Physician Compensation

‘For the first time I found myself truly caught between my own needs and those of my patient.’

This is how a very interesting article (“P4P is changing me“) in Medical Economics begins. The essay won an award in the 2006 Doctors’ Writing Contest.

The author of the story is a physician who has been under much financial pressure of late; a divorce, med school loans, a mortgage, alimony and child support were all eating away at the author’s income. One day an 84-year old WWII vet walks into his office. He had a left renal mass, but did not want any further medical treatment for this problem. The author must contemplate how–or if–he should treat the patient.

There’s very little I could do to improve [the patient’s] life. I asked him once what I could do to help, and he requested merely that I talk with him. That’s what I’ve done, every three months, but I won’t get any extra pay for that. I could check his A1C, though—after all, he does have diabetes, and it has been more than a year since it’s been checked.

The patient had been very diligent in maintaining the correct levels of blood pressures, heart rates, and blood sugars. The author believed that an A1C test was clinically unnecessary.
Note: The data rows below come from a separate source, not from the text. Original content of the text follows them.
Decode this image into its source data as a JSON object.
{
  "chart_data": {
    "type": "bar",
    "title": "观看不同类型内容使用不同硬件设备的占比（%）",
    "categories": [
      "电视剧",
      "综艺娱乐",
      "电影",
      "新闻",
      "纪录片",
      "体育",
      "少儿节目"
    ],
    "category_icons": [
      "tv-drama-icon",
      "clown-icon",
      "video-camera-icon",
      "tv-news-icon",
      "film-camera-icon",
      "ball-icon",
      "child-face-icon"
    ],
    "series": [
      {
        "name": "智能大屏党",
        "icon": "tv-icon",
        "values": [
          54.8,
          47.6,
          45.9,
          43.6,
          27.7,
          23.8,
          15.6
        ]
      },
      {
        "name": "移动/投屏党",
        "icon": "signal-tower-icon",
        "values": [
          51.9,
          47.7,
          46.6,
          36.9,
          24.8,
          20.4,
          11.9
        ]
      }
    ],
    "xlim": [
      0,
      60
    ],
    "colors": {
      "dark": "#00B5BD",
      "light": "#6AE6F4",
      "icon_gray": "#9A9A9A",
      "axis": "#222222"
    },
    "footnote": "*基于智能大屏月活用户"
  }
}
But…

We talked for 30 minutes (10 minutes over the scheduled 20-minute appointment); I was then behind. How would I wrap this up? Should I make one last plea that he open himself up to counseling and antidepressants, and not suicide? Or should I tell him that I need him to go to the lab and have his blood work checked? Well, I doubted I could do much to improve his life, but I did need the $50 . . .

Should I start statins on the drooling demented to lower their LDL? Should I preach to paranoid schizophrenics that they must quit smoking? Doing so might help ease my burdens—will it ease theirs? Without a financial incentive, I treated practice guidelines as guidelines, and I treated patients as patients. With financial incentives, will the guidelines become my goal? Will I lose patience for patients who are just a means to my means?